Kültür – sanat dairemizin en köklü ve nitelikli kurumlarından biri olan İş Bankası Kültür Yayınları, 20. yüzyılın ikinci yarısından beri bize şahane eserler kazandırdı. Kurum, 1956’da eski Milli Eğitim Bakanımız ve Köy Enstitüleri’nin temellerini atan Hasan Âli Yücel tarafından kurulmuştur. O günden bugüne; Hasan Âli Yücel Klasikler Dizisi, Modern Klasikler Dizisi gibi çevirileri sayesinde kültür dünyamız gelişmiş, kademe atlamıştır. Türk ve Dünya Edebiyatı’nın en seçkin yazarları da kültür ve kitap geleneğimizin başat organlarından biri olan İş Bankası Kültür Yayınları tarafından yayımlanmıştır. Tolstoy’un Savaş ve Barış’ı, Victor Hugo’nun Sefiller’i, Gılgamış Destanı, William Shakespeare’in eserleri saymakla bitiremeyeceğimiz çeviri kazanımlarımızın başında geliyor. Namık Kemal’den Vatan Yahut Silistre, Şinasi’den Şair Evlenmesi, Şemseddin Sâmi’den Taaşşuk-ı Talat ve Fitnat da yerli edebiyat sahasında istifade etmemizin sağlandığı eserlerden yalnızca birkaçı. Derlememiz de bunları içeriyor. İşte geçmişten günümüze İş Bankası Kültür Yayınları’nın dilimize kazandırdığı 10 eser!
1. İlyada (Homeros)
Homeros, Antik Çağ’da yaşamıştır ve Odysseia destanıyla beraber Avrupa edebiyatının ilk büyük eserlerinden biri kabul edilen İlyada’nın yazarıdır. Hasan Âli Yücel Klâsikler Dizisi’nde yer alan İlyada destanı, meşhur Troya Savaşı’nın elli bir günlük dönemini anlatır ve epik bir manzumedir. Dünya edebiyatının da o günden bugüne referans olarak kullandığı ve nesirden, şiire kadar pek çok yazı türünü etkilemiş olan İlyada; 1958 – 1962 yılları arasında Azra Erhat – A. Kadir çevirisiyle İş Bankası Kültür Yayınları’nca dört cilt olarak yayımlanmıştır. Kitabın açıklama kısmından bir alıntı: ‘’Homeros (y. MÖ IX. yüzyıl): Hayatı hakkında kesin bir bilgi olmamakla birlikte MÖ IX. yüzyılda Sakız Adası’nda yaşadığı sanılmaktadır. Eserleri Antik Yunan devletlerinde her tür bilginin kaynağı sayılan Homeros, İlyada ve Odysseia destanlarıyla edebiyatın hemen her türünü günümüze dek etkilemeyi başarmıştır. En ünlü Antik Yunan destanı olan İlyada’da dokuz yıldır süren Troya Savaşı’nın elli bir günlük bir kısmı anlatılır. İlyada dünya edebiyatının temel taşlarından biri olduğu kadar, konu ettiği döneme ışık tutan en gerçekçi eserdir.’’

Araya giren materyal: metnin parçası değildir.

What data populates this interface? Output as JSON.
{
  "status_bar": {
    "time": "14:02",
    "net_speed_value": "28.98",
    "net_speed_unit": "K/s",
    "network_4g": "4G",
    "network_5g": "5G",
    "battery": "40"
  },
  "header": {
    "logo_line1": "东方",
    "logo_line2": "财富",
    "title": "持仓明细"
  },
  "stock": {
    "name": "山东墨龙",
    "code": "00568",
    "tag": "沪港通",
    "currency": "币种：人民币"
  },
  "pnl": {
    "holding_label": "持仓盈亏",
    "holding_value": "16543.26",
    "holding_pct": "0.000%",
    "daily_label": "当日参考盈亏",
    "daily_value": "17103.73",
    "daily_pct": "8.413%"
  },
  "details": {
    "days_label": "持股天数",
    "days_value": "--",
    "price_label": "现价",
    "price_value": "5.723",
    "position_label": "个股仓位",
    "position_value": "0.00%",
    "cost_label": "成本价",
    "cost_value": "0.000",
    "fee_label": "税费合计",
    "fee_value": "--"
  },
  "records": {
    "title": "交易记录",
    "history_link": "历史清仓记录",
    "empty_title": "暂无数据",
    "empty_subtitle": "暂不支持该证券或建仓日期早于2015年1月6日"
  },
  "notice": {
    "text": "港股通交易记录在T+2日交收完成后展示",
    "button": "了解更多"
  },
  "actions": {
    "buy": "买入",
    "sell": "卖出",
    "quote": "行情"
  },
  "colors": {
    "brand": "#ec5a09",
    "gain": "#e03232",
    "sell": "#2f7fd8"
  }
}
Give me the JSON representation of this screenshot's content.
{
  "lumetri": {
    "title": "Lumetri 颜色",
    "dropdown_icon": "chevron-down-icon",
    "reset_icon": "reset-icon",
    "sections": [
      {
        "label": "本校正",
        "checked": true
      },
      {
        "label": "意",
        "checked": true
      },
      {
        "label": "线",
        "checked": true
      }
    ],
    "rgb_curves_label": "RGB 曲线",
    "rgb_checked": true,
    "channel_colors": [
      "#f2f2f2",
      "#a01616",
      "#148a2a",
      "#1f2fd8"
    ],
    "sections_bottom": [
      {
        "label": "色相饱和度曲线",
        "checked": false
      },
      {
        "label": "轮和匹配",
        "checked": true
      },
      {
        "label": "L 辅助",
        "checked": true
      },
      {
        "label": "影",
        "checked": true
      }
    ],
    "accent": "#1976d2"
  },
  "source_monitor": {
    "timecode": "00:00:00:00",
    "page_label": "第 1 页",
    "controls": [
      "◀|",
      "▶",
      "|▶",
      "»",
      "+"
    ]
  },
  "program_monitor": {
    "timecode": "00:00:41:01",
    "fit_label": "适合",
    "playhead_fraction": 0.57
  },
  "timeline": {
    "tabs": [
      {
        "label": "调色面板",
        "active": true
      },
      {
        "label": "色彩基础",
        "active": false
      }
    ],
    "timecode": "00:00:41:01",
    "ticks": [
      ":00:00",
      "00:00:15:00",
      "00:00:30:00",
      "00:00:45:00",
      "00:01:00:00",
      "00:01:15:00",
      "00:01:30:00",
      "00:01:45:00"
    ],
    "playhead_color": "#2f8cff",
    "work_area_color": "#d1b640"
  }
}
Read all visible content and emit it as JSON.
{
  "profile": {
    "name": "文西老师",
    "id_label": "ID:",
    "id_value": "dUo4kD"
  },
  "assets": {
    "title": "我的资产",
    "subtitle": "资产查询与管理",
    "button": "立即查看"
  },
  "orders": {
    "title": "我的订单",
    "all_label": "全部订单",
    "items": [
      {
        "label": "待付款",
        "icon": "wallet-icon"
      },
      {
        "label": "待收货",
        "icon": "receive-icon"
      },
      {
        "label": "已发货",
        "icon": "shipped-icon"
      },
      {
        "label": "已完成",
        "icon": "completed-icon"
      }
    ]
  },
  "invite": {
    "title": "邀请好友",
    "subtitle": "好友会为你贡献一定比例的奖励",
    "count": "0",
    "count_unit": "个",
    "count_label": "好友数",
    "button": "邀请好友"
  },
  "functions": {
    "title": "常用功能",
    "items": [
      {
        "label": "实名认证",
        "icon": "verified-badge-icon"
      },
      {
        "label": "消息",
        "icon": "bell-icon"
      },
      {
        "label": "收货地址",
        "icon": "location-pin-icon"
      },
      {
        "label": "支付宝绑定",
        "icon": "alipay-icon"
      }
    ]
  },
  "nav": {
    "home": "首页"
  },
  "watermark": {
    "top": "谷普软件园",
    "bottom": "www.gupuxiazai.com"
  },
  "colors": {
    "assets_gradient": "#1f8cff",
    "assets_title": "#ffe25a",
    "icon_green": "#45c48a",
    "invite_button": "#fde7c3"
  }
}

2. Notre Dame’ın Kamburu (Victor Hugo)
Fransız romantik yazarı Victor Hugo tarafından 1831 yılında yazılan ve kazandığı evrensel değerle sınırların ötesinde bir kıymeti olan eser de Hasan Âli Yücel Klâsikler Dizisi’nde. Eserlerinde sosyal gerçekliği ve toplumsal eşitsizliği işleyen Hugo bu başyapıtında da Fransız İhtilali sonrası yaşanan karanlık zamanları ele alır. Birçok sanat formunda da karşılığını bulan bu edebî eser Saint-Joseph mezunu olan ve Jules Verne, Alan Snow, Charles Perrault gibi yazarlardan çeviriler yapmış olan Volkan Yalçıntoklu tarafından dilimize kazandırılmıştır. Eserin tanıtım bültenin bir iktibas: ‘’Victor Hugo (1802-1885): Fransız edebiyatının en ünlü yazarlarından biri olan sanatçı, edebi ününü şiirleri ve oyunları ile kazandı. Romantik akımın en tanınmış adları arasında yer aldı. Toplumsal sorunlar ve politikayla yakından ilgilendi, 1848 ayaklanmalarının ardından Kurucu Meclis’e katıldı, daha sonra milletvekilliği yaptı, l’Evénement adlı bir gazete çıkardı. 1852’de Louis Bonaparte’ın imparatorluğunu ilan ettiği hükümet darbesine karşı çıktığı için sürgün edildi. Cezası 1859’da sona erdi, fakat imparatorluk yıkılana kadar gönüllü olarak sürgünde kaldı, 1870’de Fransa’ya döndü. 1871’de Paris Komünü’nü desteklemese de komüncüleri savundu. 1831 yılında yayımlanan romanı Notre Dame’ın Kamburu klasik edebiyatın şaheserleri arasında yer alır.’’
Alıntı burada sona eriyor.